Businesses in Sheffield have been urged to back a £70 billion transport master plan for the north, to prevent the city missing out on much-needed investment.
Politicians and business leaders from across the north have united to produce Transport for the North’s (TfN) Strategic Transport Plan, which they claim could boost the economy by £100bn and create 850,000 jobs by 2050.
Faster and more frequent trains from Sheffield to Manchester, Leeds and other major cities; more reliable road links across the Pennines; and a new station connecting Doncaster Sheffield Airport to the rail network would be among the key benefits for Sheffield and the city region.
The plan was approved last week by TfN’s board and officially launched at the body’s inaugural conference at Cutler’s Hall in Sheffield today, but it is still dependent on central government funding.
Sheffield Property Association (S-PA), which represents landowners and developers, warned that unless businesses in the city region make their voices heard the area risks losing out.
Its chairman Martin McKervey, who was until recently a member of TfN’s board, said: “This plan to revolutionise transport across the north of England can transform our economy but only if business gets behind what is being proposed.
“Now is the time to back our mayor and back our town halls to go and ensure Sheffield and the wider region gets what we need to drive our economy forward.

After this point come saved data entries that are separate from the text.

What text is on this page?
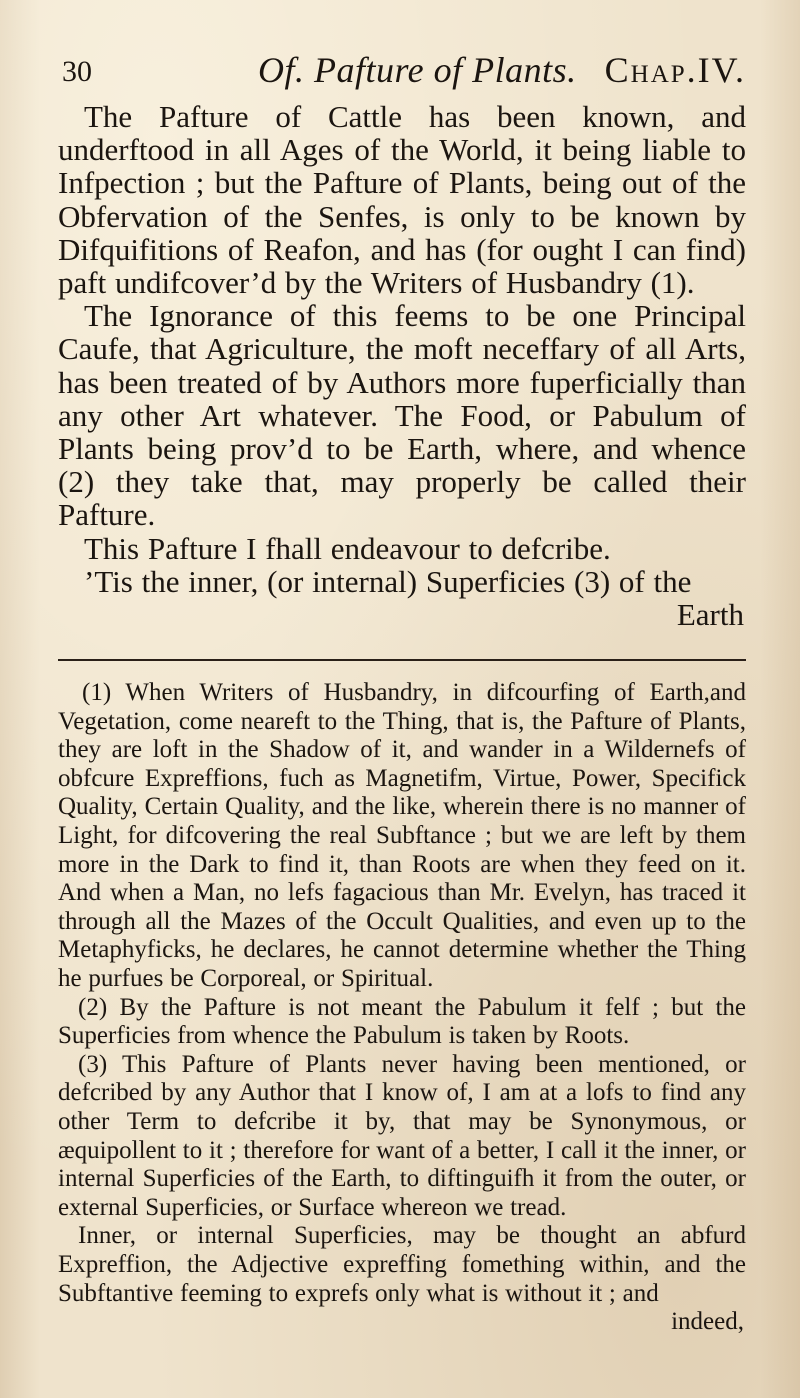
30	Of. Pafture of Plants. Chap.IV.

The Pafture of Cattle has been known, and underftood in all Ages of the World, it being liable to Infpection ; but the Pafture of Plants, being out of the Obfervation of the Senfes, is only to be known by Difquifitions of Reafon, and has (for ought I can find) paft undifcover’d by the Writers of Husbandry (1).

The Ignorance of this feems to be one Principal Caufe, that Agriculture, the moft neceffary of all Arts, has been treated of by Authors more fuperficially than any other Art whatever. The Food, or Pabulum of Plants being prov’d to be Earth, where, and whence (2) they take that, may properly be called their Pafture.

This Pafture I fhall endeavour to defcribe.

’Tis the inner, (or internal) Superficies (3) of the

Earth

(1) When Writers of Husbandry, in difcourfing of Earth,and Vegetation, come neareft to the Thing, that is, the Pafture of Plants, they are loft in the Shadow of it, and wander in a Wildernefs of obfcure Expreffions, fuch as Magnetifm, Virtue, Power, Specifick Quality, Certain Quality, and the like, wherein there is no manner of Light, for difcovering the real Subftance ; but we are left by them more in the Dark to find it, than Roots are when they feed on it. And when a Man, no lefs fagacious than Mr. Evelyn, has traced it through all the Mazes of the Occult Qualities, and even up to the Metaphyficks, he declares, he cannot determine whether the Thing he purfues be Corporeal, or Spiritual.

(2) By the Pafture is not meant the Pabulum it felf ; but the Superficies from whence the Pabulum is taken by Roots.

(3) This Pafture of Plants never having been mentioned, or defcribed by any Author that I know of, I am at a lofs to find any other Term to defcribe it by, that may be Synonymous, or æquipollent to it ; therefore for want of a better, I call it the inner, or internal Superficies of the Earth, to diftinguifh it from the outer, or external Superficies, or Surface whereon we tread.

Inner, or internal Superficies, may be thought an abfurd Expreffion, the Adjective expreffing fomething within, and the Subftantive feeming to exprefs only what is without it ; and

indeed,
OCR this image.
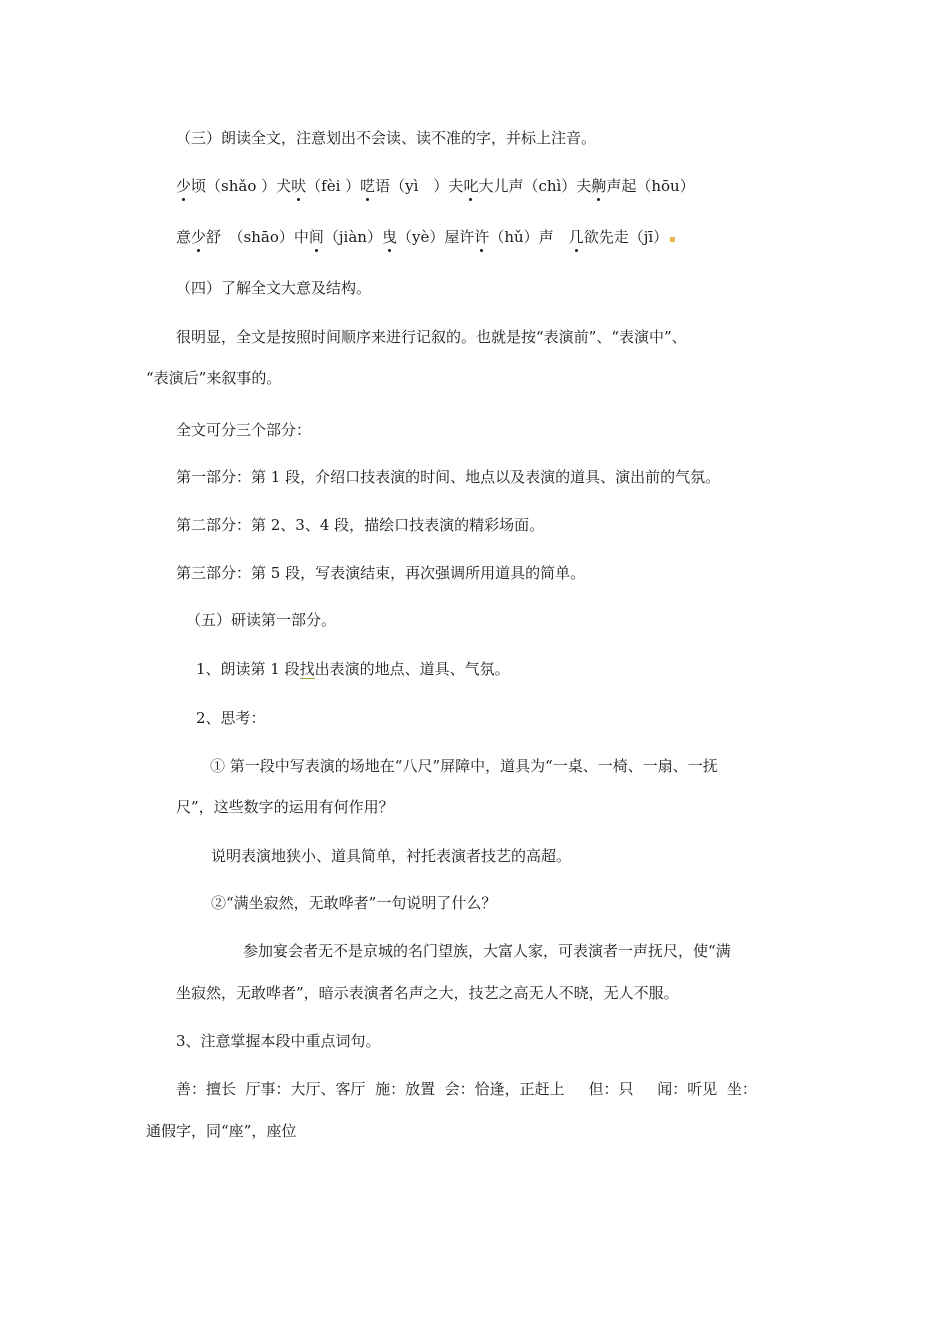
（三）朗读全文，注意划出不会读、读不准的字，并标上注音。
少顷（shǎo ）犬吠（fèi ）呓语（yì　）夫叱大儿声（chì）夫齁声起（hōu）
意少舒　（shāo）中间（jiàn）曳（yè）屋许许（hǔ）声　几欲先走（jī）
（四）了解全文大意及结构。
很明显，全文是按照时间顺序来进行记叙的。也就是按“表演前”、“表演中”、
“表演后”来叙事的。
全文可分三个部分：
第一部分：第 1 段，介绍口技表演的时间、地点以及表演的道具、演出前的气氛。
第二部分：第 2、3、4 段，描绘口技表演的精彩场面。
第三部分：第 5 段，写表演结束，再次强调所用道具的简单。
（五）研读第一部分。
1、朗读第 1 段找出表演的地点、道具、气氛。
2、思考：
① 第一段中写表演的场地在“八尺”屏障中，道具为“一桌、一椅、一扇、一抚
尺”，这些数字的运用有何作用？
说明表演地狭小、道具简单，衬托表演者技艺的高超。
②“满坐寂然，无敢哗者”一句说明了什么？
参加宴会者无不是京城的名门望族，大富人家，可表演者一声抚尺，使“满
坐寂然，无敢哗者”，暗示表演者名声之大，技艺之高无人不晓，无人不服。
3、注意掌握本段中重点词句。
善：擅长  厅事：大厅、客厅  施：放置  会：恰逢，正赶上     但：只     闻：听见  坐：
通假字，同“座”，座位
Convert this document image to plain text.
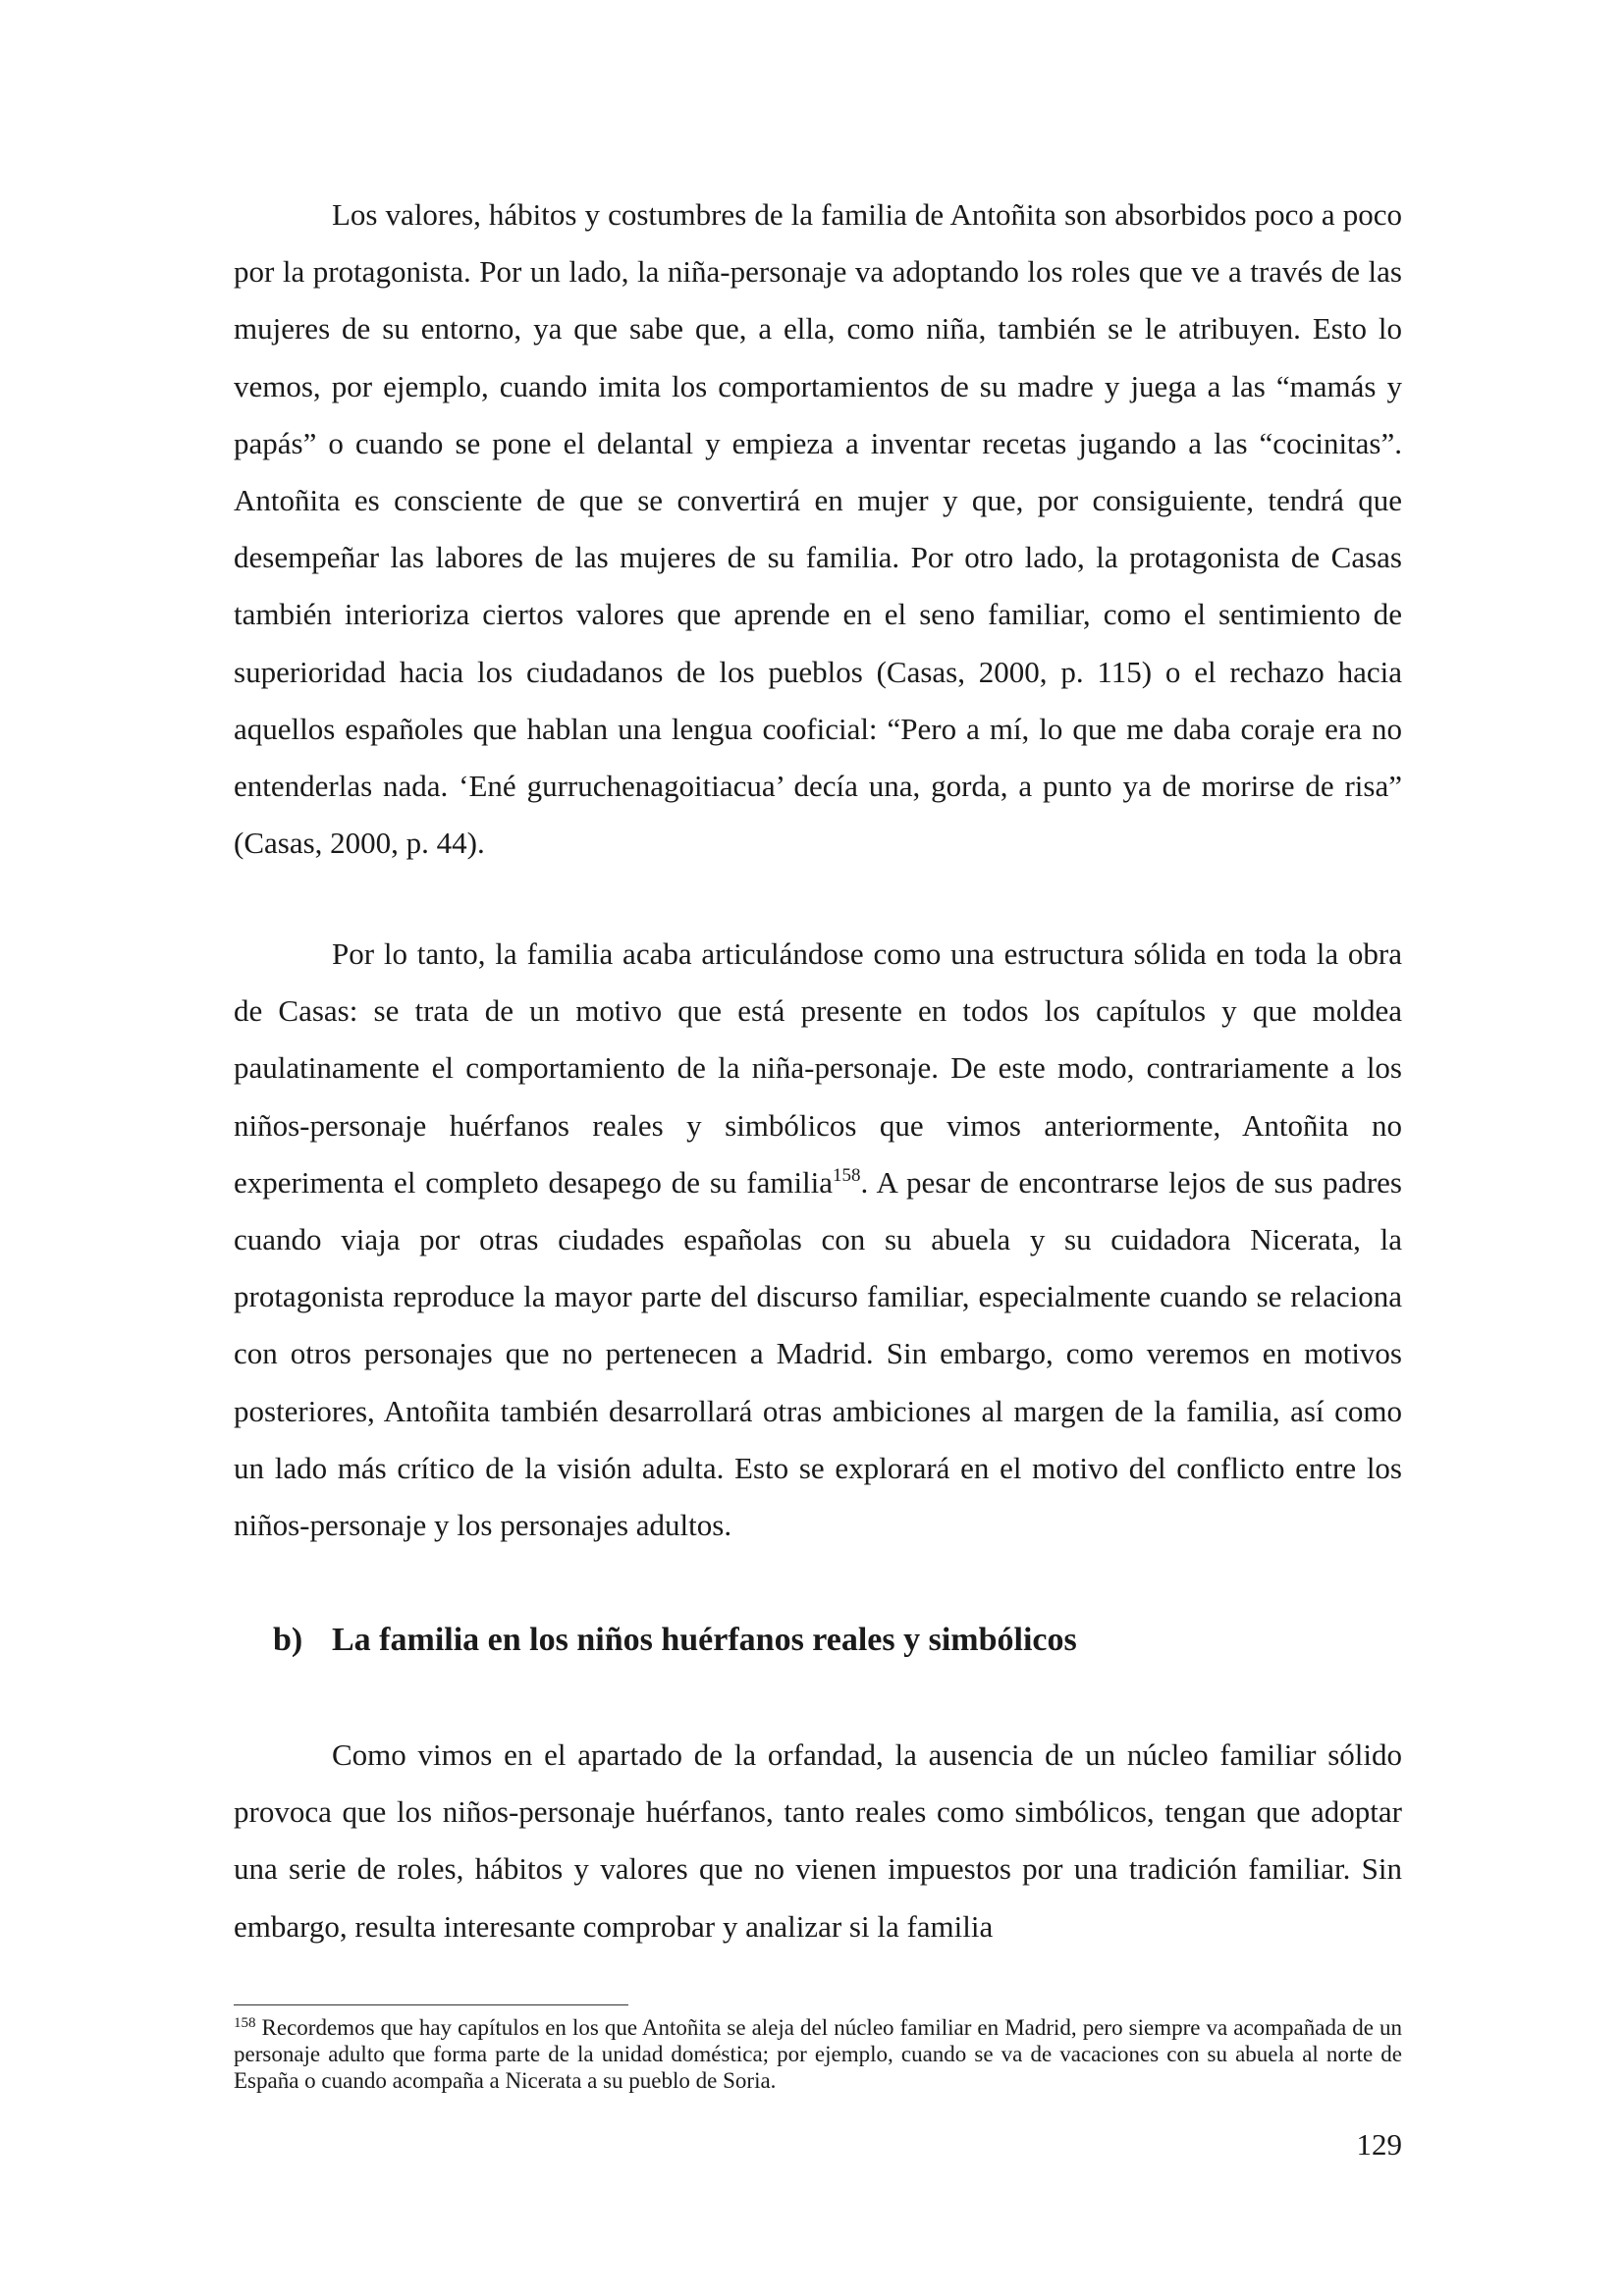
Los valores, hábitos y costumbres de la familia de Antoñita son absorbidos poco a poco por la protagonista. Por un lado, la niña-personaje va adoptando los roles que ve a través de las mujeres de su entorno, ya que sabe que, a ella, como niña, también se le atribuyen. Esto lo vemos, por ejemplo, cuando imita los comportamientos de su madre y juega a las “mamás y papás” o cuando se pone el delantal y empieza a inventar recetas jugando a las “cocinitas”. Antoñita es consciente de que se convertirá en mujer y que, por consiguiente, tendrá que desempeñar las labores de las mujeres de su familia. Por otro lado, la protagonista de Casas también interioriza ciertos valores que aprende en el seno familiar, como el sentimiento de superioridad hacia los ciudadanos de los pueblos (Casas, 2000, p. 115) o el rechazo hacia aquellos españoles que hablan una lengua cooficial: “Pero a mí, lo que me daba coraje era no entenderlas nada. ‘Ené gurruchenagoitiacua’ decía una, gorda, a punto ya de morirse de risa” (Casas, 2000, p. 44).

Por lo tanto, la familia acaba articulándose como una estructura sólida en toda la obra de Casas: se trata de un motivo que está presente en todos los capítulos y que moldea paulatinamente el comportamiento de la niña-personaje. De este modo, contrariamente a los niños-personaje huérfanos reales y simbólicos que vimos anteriormente, Antoñita no experimenta el completo desapego de su familia$^{158}$. A pesar de encontrarse lejos de sus padres cuando viaja por otras ciudades españolas con su abuela y su cuidadora Nicerata, la protagonista reproduce la mayor parte del discurso familiar, especialmente cuando se relaciona con otros personajes que no pertenecen a Madrid. Sin embargo, como veremos en motivos posteriores, Antoñita también desarrollará otras ambiciones al margen de la familia, así como un lado más crítico de la visión adulta. Esto se explorará en el motivo del conflicto entre los niños-personaje y los personajes adultos.

b) La familia en los niños huérfanos reales y simbólicos

Como vimos en el apartado de la orfandad, la ausencia de un núcleo familiar sólido provoca que los niños-personaje huérfanos, tanto reales como simbólicos, tengan que adoptar una serie de roles, hábitos y valores que no vienen impuestos por una tradición familiar. Sin embargo, resulta interesante comprobar y analizar si la familia

$^{158}$ Recordemos que hay capítulos en los que Antoñita se aleja del núcleo familiar en Madrid, pero siempre va acompañada de un personaje adulto que forma parte de la unidad doméstica; por ejemplo, cuando se va de vacaciones con su abuela al norte de España o cuando acompaña a Nicerata a su pueblo de Soria.

129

We must work with our colleagues in Leeds, Manchester and Liverpool to make the case for the north.”
“In every business it is understandable that we focus on the urgent and what needs doing today and tomorrow. It’s hard to find the time to focus on a strategy document about transport funding will take years to be delivered.
“That said if business does not show its support now we run the risk of missing out. Investment will be prioritised elsewhere in the north of England leaving South Yorkshire behind.”
Sheffield City Region mayor Dan Jarvis, who was among the speakers at today’s conference, said: “This is a chance for us to build a transport network that’s fit for the 21st century.
“If we get this right, we can transform our economy for generations to come and reverse decades of underinvestment in our communities.”
He called on the Government to finance the overhaul, imploring ministers to ‘get behind us, give us the powers, give us the funding and together we will get the job done’.
Transport minister Andrew Jones conceded that a long-term lack of investment had left the north with a ‘distinctly second rate’ transport network, and he claimed it was time to change that.
“Over the next year we all need to move forward as one and agree a plan that puts decades of underinvestment behind us as we build an enduring transport legacy for the north,” he said.
He added that the Government was committed to ‘rigorous’ analysis of TfN’s plan, which he said would involve making ‘difficult decisions’.